En el mes de marzo de 1945 ya había en las Marianas más de 300 bombarderos y se cambió la táctica. Como los japoneses tenían pocos cazas nocturnos, se bombardeó de noche y a baja altura, para lograr mejores blancos.
El especial enconamiento de la guerra se reveló en la elección de los objetivos. Los bombardeos habían eliminado prácticamente la navegación costera y el tráfico de carbón se hacía ahora por ferrocarriles, especialmente vulnerables. Si los ataques aéreos se hubiesen dedicado a las vías férreas, el tráfico carbonífero se habría colapsado y, con él, la industria.
El mismo Estado Mayor americano calculaba que con 650 salidas aéreas y un total de 5.200 toneladas de bombas podía conseguirse un objetivo que finalizaría la guerra en un breve plazo. Pero, en lugar de ello, se eligió el desembarco en Japón, precedido por una política de bombardeos masivos.
En lugar de una pronta rendición japonesa pactada, se mantuvo la línea de rendición incondicional. Y los objetivos elegidos fueron las ciudades.
Así, los B-29 realizaron unas 20.000 salidas y arrojaron 104.000 toneladas de bombas sobre las 66 principales ciudades y 29.400 toneladas sobre las instalaciones industriales más importantes. Desde marzo de 1945, las ciudades fueron preferentemente bombardeadas con artefactos incendiarios que causaban mayor destrucción que los explosivos sobre las frágiles viviendas japonesas, construidas en gran porcentaje con papel y madera.
El 9 de marzo de 1945 cayeron sobre Tokio cerca de 2.000 toneladas de bombas incendiarias lanzadas por 279 superfortalezas B-29. La cuarta parte de la ciudad quedó arrasada.
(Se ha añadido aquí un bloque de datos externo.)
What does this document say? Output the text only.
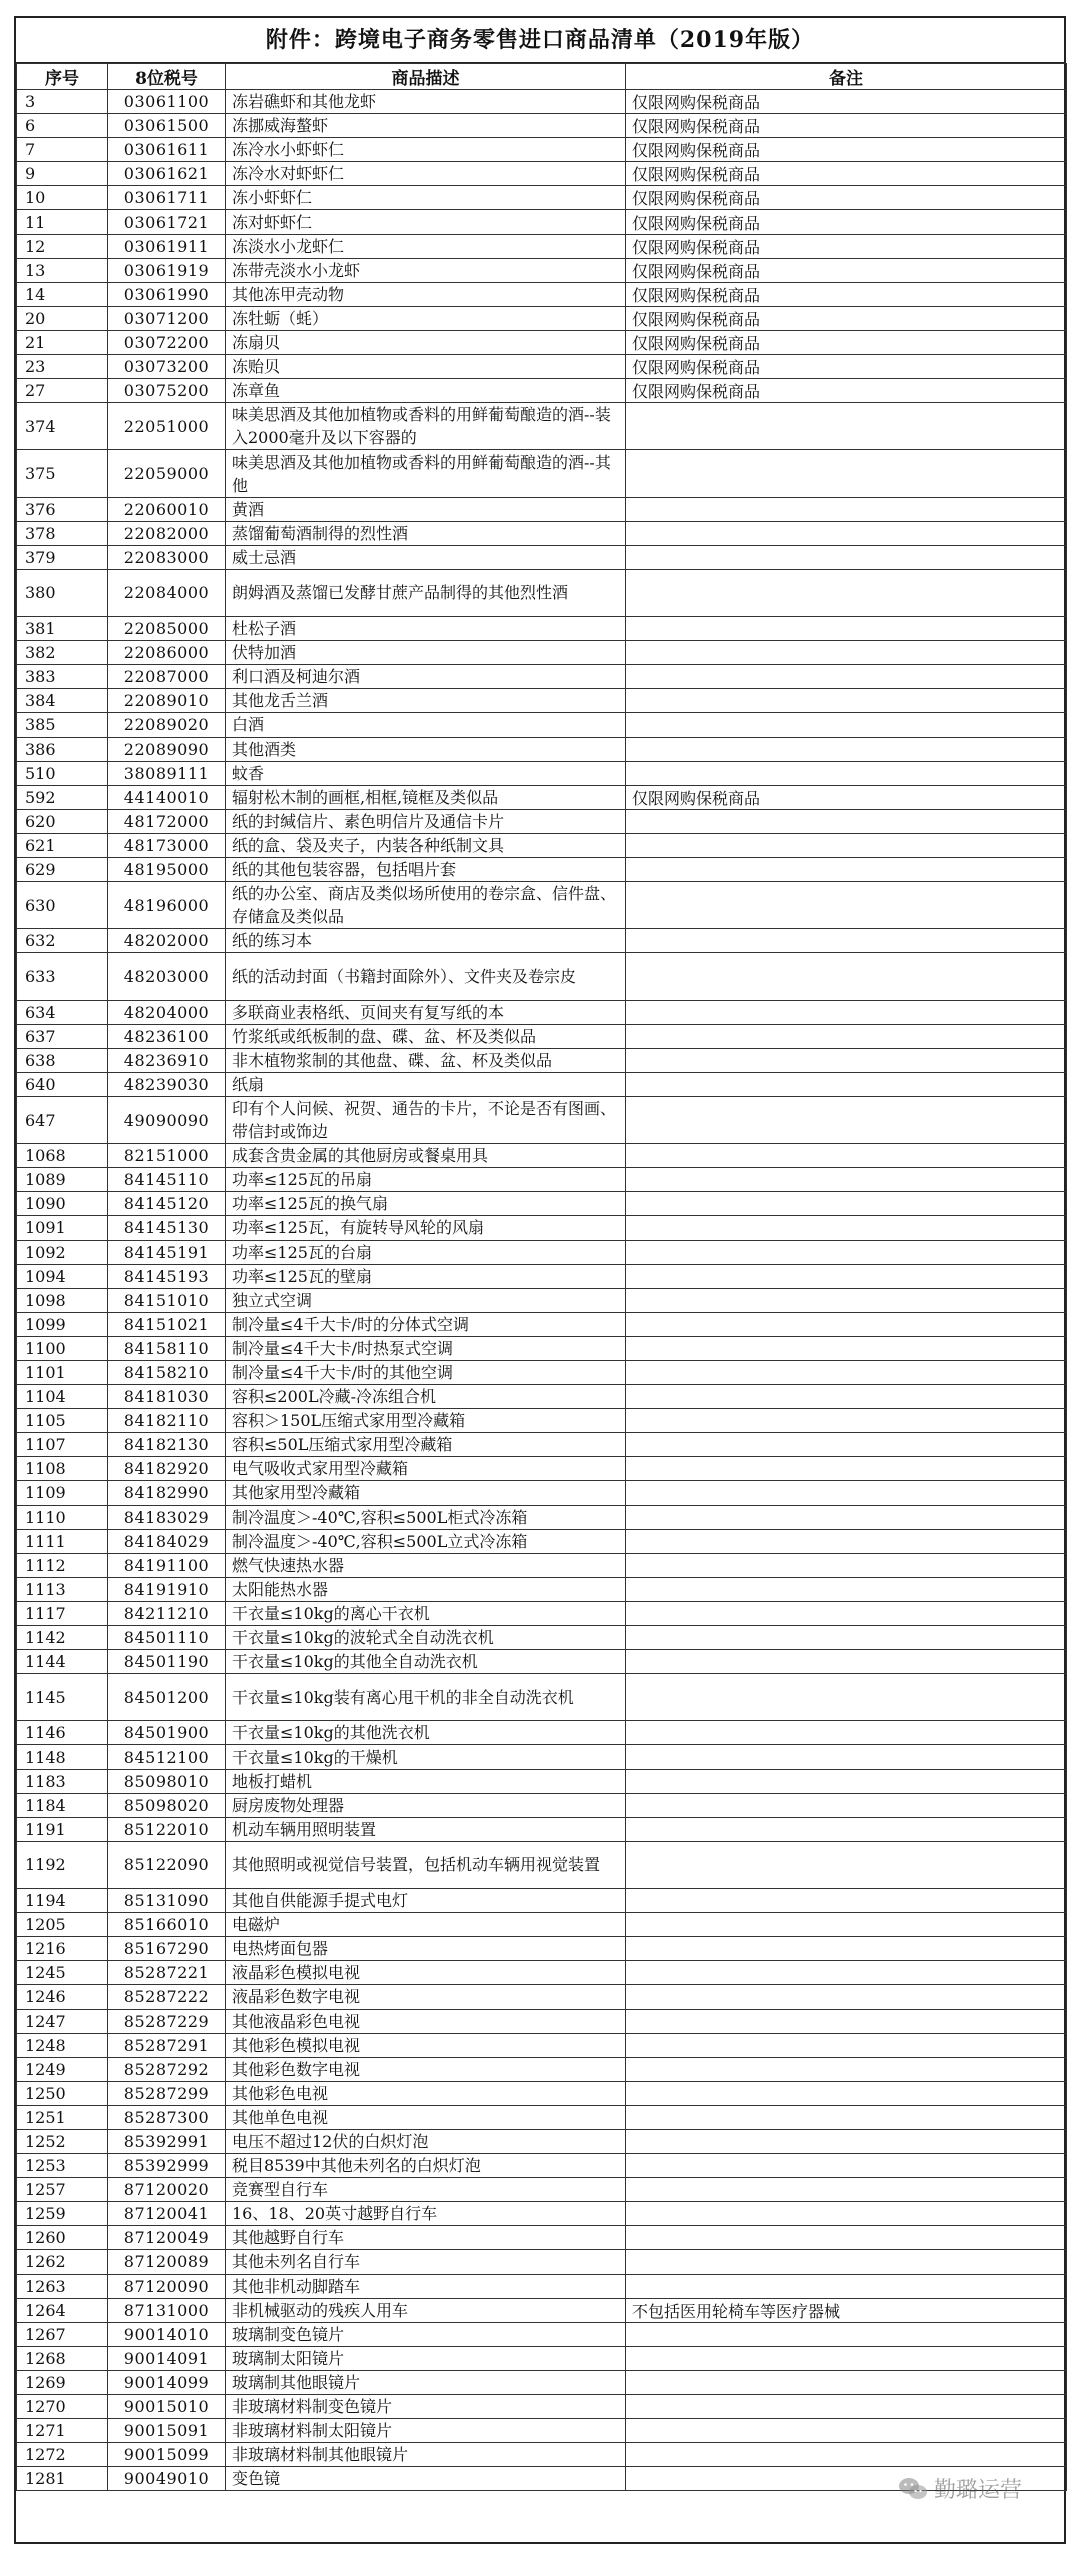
附件：跨境电子商务零售进口商品清单（2019年版）
序号	8位税号	商品描述	备注
3	03061100	冻岩礁虾和其他龙虾	仅限网购保税商品
6	03061500	冻挪威海螯虾	仅限网购保税商品
7	03061611	冻冷水小虾虾仁	仅限网购保税商品
9	03061621	冻冷水对虾虾仁	仅限网购保税商品
10	03061711	冻小虾虾仁	仅限网购保税商品
11	03061721	冻对虾虾仁	仅限网购保税商品
12	03061911	冻淡水小龙虾仁	仅限网购保税商品
13	03061919	冻带壳淡水小龙虾	仅限网购保税商品
14	03061990	其他冻甲壳动物	仅限网购保税商品
20	03071200	冻牡蛎（蚝）	仅限网购保税商品
21	03072200	冻扇贝	仅限网购保税商品
23	03073200	冻贻贝	仅限网购保税商品
27	03075200	冻章鱼	仅限网购保税商品
374	22051000	味美思酒及其他加植物或香料的用鲜葡萄酿造的酒--装入2000毫升及以下容器的	
375	22059000	味美思酒及其他加植物或香料的用鲜葡萄酿造的酒--其他	
376	22060010	黄酒	
378	22082000	蒸馏葡萄酒制得的烈性酒	
379	22083000	威士忌酒	
380	22084000	朗姆酒及蒸馏已发酵甘蔗产品制得的其他烈性酒	
381	22085000	杜松子酒	
382	22086000	伏特加酒	
383	22087000	利口酒及柯迪尔酒	
384	22089010	其他龙舌兰酒	
385	22089020	白酒	
386	22089090	其他酒类	
510	38089111	蚊香	
592	44140010	辐射松木制的画框,相框,镜框及类似品	仅限网购保税商品
620	48172000	纸的封缄信片、素色明信片及通信卡片	
621	48173000	纸的盒、袋及夹子，内装各种纸制文具	
629	48195000	纸的其他包装容器，包括唱片套	
630	48196000	纸的办公室、商店及类似场所使用的卷宗盒、信件盘、存储盒及类似品	
632	48202000	纸的练习本	
633	48203000	纸的活动封面（书籍封面除外）、文件夹及卷宗皮	
634	48204000	多联商业表格纸、页间夹有复写纸的本	
637	48236100	竹浆纸或纸板制的盘、碟、盆、杯及类似品	
638	48236910	非木植物浆制的其他盘、碟、盆、杯及类似品	
640	48239030	纸扇	
647	49090090	印有个人问候、祝贺、通告的卡片，不论是否有图画、带信封或饰边	
1068	82151000	成套含贵金属的其他厨房或餐桌用具	
1089	84145110	功率≤125瓦的吊扇	
1090	84145120	功率≤125瓦的换气扇	
1091	84145130	功率≤125瓦，有旋转导风轮的风扇	
1092	84145191	功率≤125瓦的台扇	
1094	84145193	功率≤125瓦的壁扇	
1098	84151010	独立式空调	
1099	84151021	制冷量≤4千大卡/时的分体式空调	
1100	84158110	制冷量≤4千大卡/时热泵式空调	
1101	84158210	制冷量≤4千大卡/时的其他空调	
1104	84181030	容积≤200L冷藏-冷冻组合机	
1105	84182110	容积＞150L压缩式家用型冷藏箱	
1107	84182130	容积≤50L压缩式家用型冷藏箱	
1108	84182920	电气吸收式家用型冷藏箱	
1109	84182990	其他家用型冷藏箱	
1110	84183029	制冷温度＞-40℃,容积≤500L柜式冷冻箱	
1111	84184029	制冷温度＞-40℃,容积≤500L立式冷冻箱	
1112	84191100	燃气快速热水器	
1113	84191910	太阳能热水器	
1117	84211210	干衣量≤10kg的离心干衣机	
1142	84501110	干衣量≤10kg的波轮式全自动洗衣机	
1144	84501190	干衣量≤10kg的其他全自动洗衣机	
1145	84501200	干衣量≤10kg装有离心甩干机的非全自动洗衣机	
1146	84501900	干衣量≤10kg的其他洗衣机	
1148	84512100	干衣量≤10kg的干燥机	
1183	85098010	地板打蜡机	
1184	85098020	厨房废物处理器	
1191	85122010	机动车辆用照明装置	
1192	85122090	其他照明或视觉信号装置，包括机动车辆用视觉装置	
1194	85131090	其他自供能源手提式电灯	
1205	85166010	电磁炉	
1216	85167290	电热烤面包器	
1245	85287221	液晶彩色模拟电视	
1246	85287222	液晶彩色数字电视	
1247	85287229	其他液晶彩色电视	
1248	85287291	其他彩色模拟电视	
1249	85287292	其他彩色数字电视	
1250	85287299	其他彩色电视	
1251	85287300	其他单色电视	
1252	85392991	电压不超过12伏的白炽灯泡	
1253	85392999	税目8539中其他未列名的白炽灯泡	
1257	87120020	竞赛型自行车	
1259	87120041	16、18、20英寸越野自行车	
1260	87120049	其他越野自行车	
1262	87120089	其他未列名自行车	
1263	87120090	其他非机动脚踏车	
1264	87131000	非机械驱动的残疾人用车	不包括医用轮椅车等医疗器械
1267	90014010	玻璃制变色镜片	
1268	90014091	玻璃制太阳镜片	
1269	90014099	玻璃制其他眼镜片	
1270	90015010	非玻璃材料制变色镜片	
1271	90015091	非玻璃材料制太阳镜片	
1272	90015099	非玻璃材料制其他眼镜片	
1281	90049010	变色镜		勤璐运营
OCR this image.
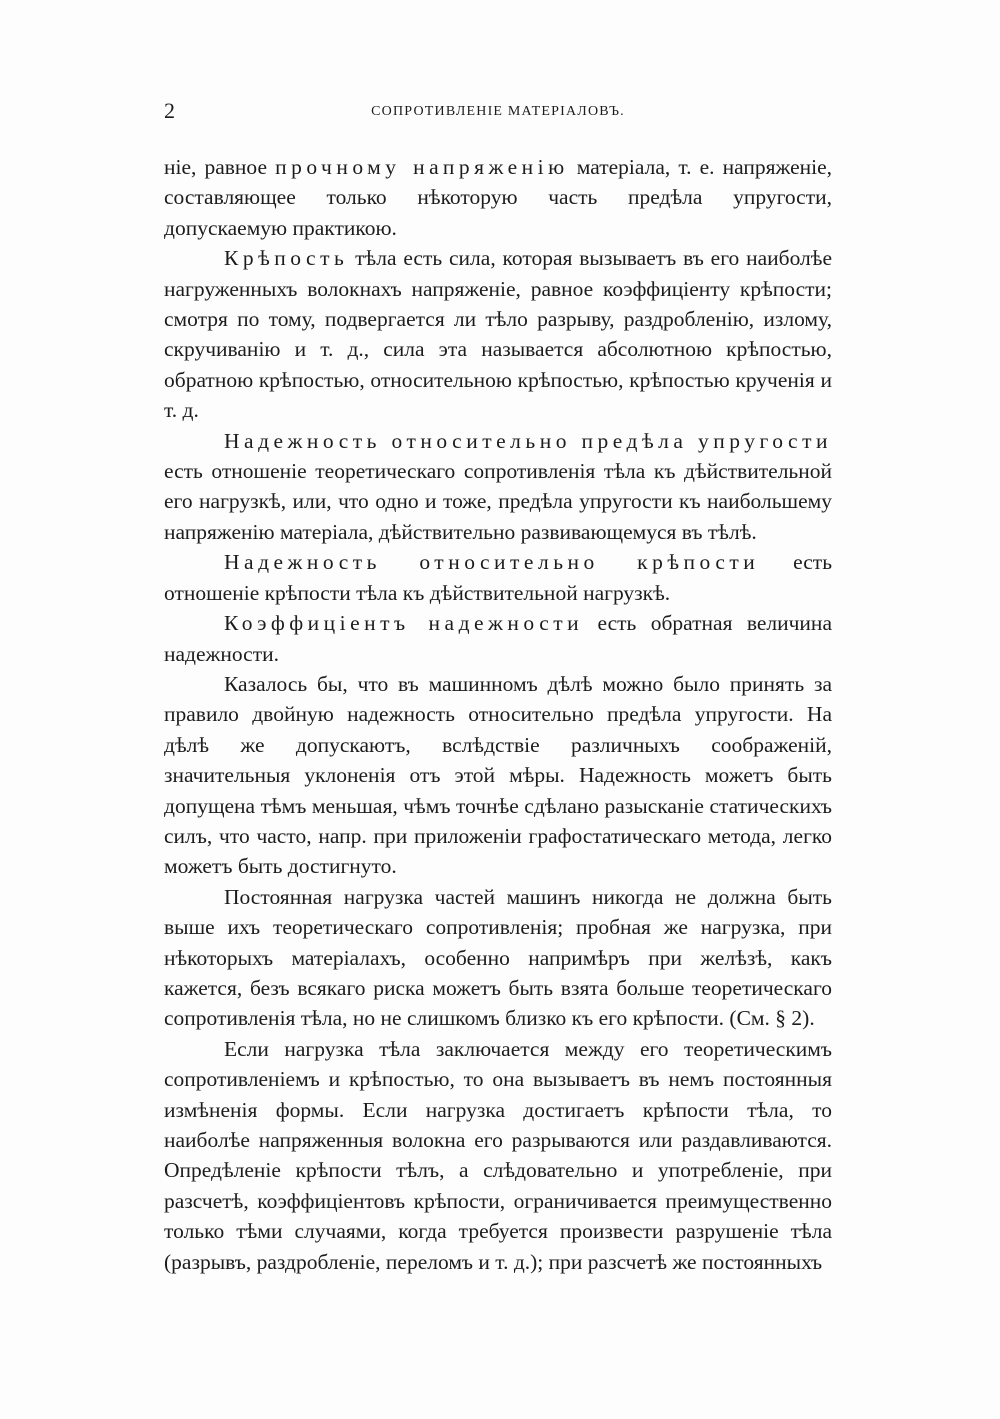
2	СОПРОТИВЛЕНІЕ МАТЕРІАЛОВЪ.

ніе, равное прочному напряженію матеріала, т. е. напряженіе, составляющее только нѣкоторую часть предѣла упругости, допускаемую практикою.

Крѣпость тѣла есть сила, которая вызываетъ въ его наиболѣе нагруженныхъ волокнахъ напряженіе, равное коэффиціенту крѣпости; смотря по тому, подвергается ли тѣло разрыву, раздробленію, излому, скручиванію и т. д., сила эта называется абсолютною крѣпостью, обратною крѣпостью, относительною крѣпостью, крѣпостью крученія и т. д.

Надежность относительно предѣла упругости есть отношеніе теоретическаго сопротивленія тѣла къ дѣйствительной его нагрузкѣ, или, что одно и тоже, предѣла упругости къ наибольшему напряженію матеріала, дѣйствительно развивающемуся въ тѣлѣ.

Надежность относительно крѣпости есть отношеніе крѣпости тѣла къ дѣйствительной нагрузкѣ.

Коэффиціентъ надежности есть обратная величина надежности.

Казалось бы, что въ машинномъ дѣлѣ можно было принять за правило двойную надежность относительно предѣла упругости. На дѣлѣ же допускаютъ, вслѣдствіе различныхъ соображеній, значительныя уклоненія отъ этой мѣры. Надежность можетъ быть допущена тѣмъ меньшая, чѣмъ точнѣе сдѣлано разысканіе статическихъ силъ, что часто, напр. при приложеніи графостатическаго метода, легко можетъ быть достигнуто.

Постоянная нагрузка частей машинъ никогда не должна быть выше ихъ теоретическаго сопротивленія; пробная же нагрузка, при нѣкоторыхъ матеріалахъ, особенно напримѣръ при желѣзѣ, какъ кажется, безъ всякаго риска можетъ быть взята больше теоретическаго сопротивленія тѣла, но не слишкомъ близко къ его крѣпости. (См. § 2).

Если нагрузка тѣла заключается между его теоретическимъ сопротивленіемъ и крѣпостью, то она вызываетъ въ немъ постоянныя измѣненія формы. Если нагрузка достигаетъ крѣпости тѣла, то наиболѣе напряженныя волокна его разрываются или раздавливаются. Опредѣленіе крѣпости тѣлъ, а слѣдовательно и употребленіе, при разсчетѣ, коэффиціентовъ крѣпости, ограничивается преимущественно только тѣми случаями, когда требуется произвести разрушеніе тѣла (разрывъ, раздробленіе, переломъ и т. д.); при разсчетѣ же постоянныхъ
Hubo 267.000 viviendas destruidas y 185.000 personas muertas.
En los días siguientes, Osaka, Kobe y Nagoya fueron devastadas, de manera que el día 19 los americanos suspendieron los bombardeos porque habían consumido las 10.000 toneladas de bombas incendiarias de su arsenal en las Marianas.
Naturalmente, los servicios de municionamiento repusieron rápidamente sus depósitos, de modo que en julio se arrojaron sobre Japón tres veces más bombas que en marzo y, además, se lanzaron minas en las costas para impedir el tráfico marítimo.
El pánico se apoderó de las poblaciones urbanas, y mucho más cuando los americanos tomaron la costumbre de lanzar octavillas avisando de los bombardeos inmediatos. Más de 8.500.000 japoneses huyeron al campo y la economía de guerra se derrumbó con la producción de las refinerías de petróleo al 15 por 100; las fábricas de equipo electrónico, al 30; las de motores de aviación, al 25, y las de aviones, al 40.
Sin petróleo, bauxita, mineral de hierro y coque, las fábricas se convirtieron en silenciosas moles ennegrecidas, desgarradas por las bombas. Los bombardeos y la falta de barcos (de los que la última ofensiva aérea y submarina hundió 1.250.000 toneladas) destruyeron la vida económica de un país al que la política americana de rendición incondicional y los propios grupos de nacionalistas fanáticos empujaban a la resistencia final y la hecatombe, contra los deseos del emperador, partidario de una paz negociada.